介護保険制度の12年・その主要な改革と変容(上・下)

石橋敏郎・今任啓治(2012・2013)「介護保険制度の12年・その主要な改革と変容(上・下)」『アドミニストレーション』19(1),19(2),62-88,22-40,熊本県立大学
http://ci.nii.ac.jp/naid/110009555428

http://ci.nii.ac.jp/naid/110009555435

PDFあり
 これまでの介護保険制度を総括している力作である。論点は多様にあるけれど、要するに介護保険は保険法であり、それは金銭給付法である。なのに、地域包括ケアシステムとかそうしたシステムを盛り込んだりするのは法律上おかしいだろう。あるいは、普遍原理で応益負担を原則にしているのに、補足給付で低所得者に減免を盛り込んでいる時点で、保険でもなく、それは社会福祉行政だろうと。なのに、公的責任が後退していて、かと思えば権限が強くなったりと矛盾だらけで破たんしていないか?という問題意識である。
 なにしろ40ページを超える内容で、法律についてもかなり深いところまで解釈をしているので普段法律を読んでいない私としては骨が折れる作業であったが、読み込むとこれはかなり勉強になる内容である。といっても、資格取得とかレポートを書くための資料としてはまったく使えないが。
 (上)の方は、途中から特別養護老人ホームの多床室とかユニットケアについて多くのページが割かれており、補足給付についてかなり批判的な内容となっている。

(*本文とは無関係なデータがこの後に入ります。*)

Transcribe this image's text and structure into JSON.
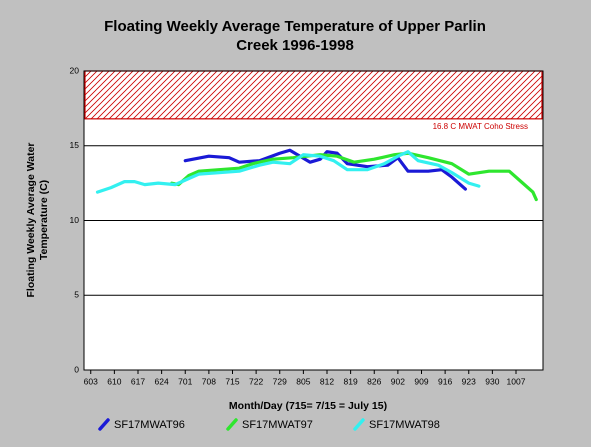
{
  "chart_data": {
    "type": "line",
    "title": [
      "Floating Weekly Average Temperature of Upper Parlin",
      "Creek 1996-1998"
    ],
    "x_label": "Month/Day (715= 7/15 = July 15)",
    "y_label": [
      "Floating Weekly Average Water",
      "Temperature (C)"
    ],
    "xlim": [
      152,
      288
    ],
    "xticks": [
      {
        "value": 154,
        "label": "603"
      },
      {
        "value": 161,
        "label": "610"
      },
      {
        "value": 168,
        "label": "617"
      },
      {
        "value": 175,
        "label": "624"
      },
      {
        "value": 182,
        "label": "701"
      },
      {
        "value": 189,
        "label": "708"
      },
      {
        "value": 196,
        "label": "715"
      },
      {
        "value": 203,
        "label": "722"
      },
      {
        "value": 210,
        "label": "729"
      },
      {
        "value": 217,
        "label": "805"
      },
      {
        "value": 224,
        "label": "812"
      },
      {
        "value": 231,
        "label": "819"
      },
      {
        "value": 238,
        "label": "826"
      },
      {
        "value": 245,
        "label": "902"
      },
      {
        "value": 252,
        "label": "909"
      },
      {
        "value": 259,
        "label": "916"
      },
      {
        "value": 266,
        "label": "923"
      },
      {
        "value": 273,
        "label": "930"
      },
      {
        "value": 280,
        "label": "1007"
      }
    ],
    "ylim": [
      0,
      20
    ],
    "yticks": [
      0,
      5,
      10,
      15,
      20
    ],
    "grid": true,
    "band": {
      "from": 16.8,
      "to": 20,
      "color": "#cc0000",
      "label": "16.8 C MWAT Coho Stress"
    },
    "series": [
      {
        "name": "SF17MWAT96",
        "color": "#1a1ad6",
        "x": [
          182,
          189,
          195,
          198,
          204,
          210,
          213,
          216,
          219,
          222,
          224,
          227,
          230,
          236,
          242,
          245,
          248,
          254,
          258,
          261,
          265
        ],
        "values": [
          14.0,
          14.3,
          14.2,
          13.9,
          14.0,
          14.5,
          14.7,
          14.3,
          13.9,
          14.1,
          14.6,
          14.5,
          13.8,
          13.6,
          13.7,
          14.2,
          13.3,
          13.3,
          13.4,
          12.9,
          12.1
        ]
      },
      {
        "name": "SF17MWAT97",
        "color": "#2ee62e",
        "x": [
          178,
          180,
          183,
          186,
          192,
          198,
          202,
          208,
          214,
          222,
          227,
          232,
          238,
          244,
          248,
          254,
          261,
          266,
          272,
          278,
          282,
          285,
          286
        ],
        "values": [
          12.5,
          12.4,
          13.0,
          13.3,
          13.4,
          13.5,
          13.8,
          14.1,
          14.2,
          14.4,
          14.3,
          13.9,
          14.1,
          14.4,
          14.5,
          14.2,
          13.8,
          13.1,
          13.3,
          13.3,
          12.5,
          11.9,
          11.4
        ]
      },
      {
        "name": "SF17MWAT98",
        "color": "#33f0f0",
        "x": [
          156,
          160,
          164,
          167,
          170,
          174,
          179,
          183,
          186,
          192,
          198,
          204,
          208,
          213,
          217,
          222,
          226,
          230,
          236,
          241,
          245,
          248,
          251,
          257,
          261,
          266,
          269
        ],
        "values": [
          11.9,
          12.2,
          12.6,
          12.6,
          12.4,
          12.5,
          12.4,
          12.8,
          13.1,
          13.2,
          13.3,
          13.7,
          13.9,
          13.8,
          14.4,
          14.3,
          14.0,
          13.4,
          13.4,
          13.8,
          14.3,
          14.6,
          14.0,
          13.7,
          13.2,
          12.5,
          12.3
        ]
      }
    ]
  }
}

なぜ入所する時に世帯分離をするのか。低所得者がほとんどなのに、なぜ費用徴収で食費と居住費が全額負担なのか。いまや施設側での選択、逆選択になっている現状などをこれでもかと執拗に描いている。後半は、介護予防・日常生活支援総合事業への批判。決定権がなぜか利用者ではなく、最終的には包括や市町村がサービスを決定するという事で、措置時代に回帰していることを指弾している。
 私も同感だと思うのが、小括で書いている、あくまでも介護保険は、要介護という生活事故に遭遇したものに、事後的に自立支援のための給付を行う制度であり、要介護状態という事故が発生していないのに、介護保険財源から予防のための給付を行う(たとえば、地域支援事業は介護保険財源の3%内の予算で行われる)ことについて、すっきりした説明を行うのは難しい事。補足給付も低所得者に対する援助であるため、介護保険制度がカバーすべき範疇ではない。そうした範疇にはない、福祉行政はちゃんと切り離したうえで、公的責任において施行する。それが本来の高齢者福祉ではないかと思う。
 (下)では、地域包括ケアシステムについての批判的な検討だった。その上、精緻に制度での決定事項についての賛否両論併記の箇所まで記述しており、また市町村の介護保険事業計画では、サービス供給量予測計画を努力義務にしたことに触れ、確かに悪い事ではないが、介護保険法では、市町村は利用者の支払った介護費用の支払い分を後で償還払いする義務を負っているにすぎないのに、こうした供給量の予測計画まで義務付けられるのはおかしいし、根拠法として介護保険法なのか?という論点で指摘している。
 いずれにしろ、介護保険の法的仕組みや矛盾点をしっかりと書くとこうなりますよという見本のような論文で、介護保険についてある程度知っている人ならばじっくりと読んでみてほしい内容である。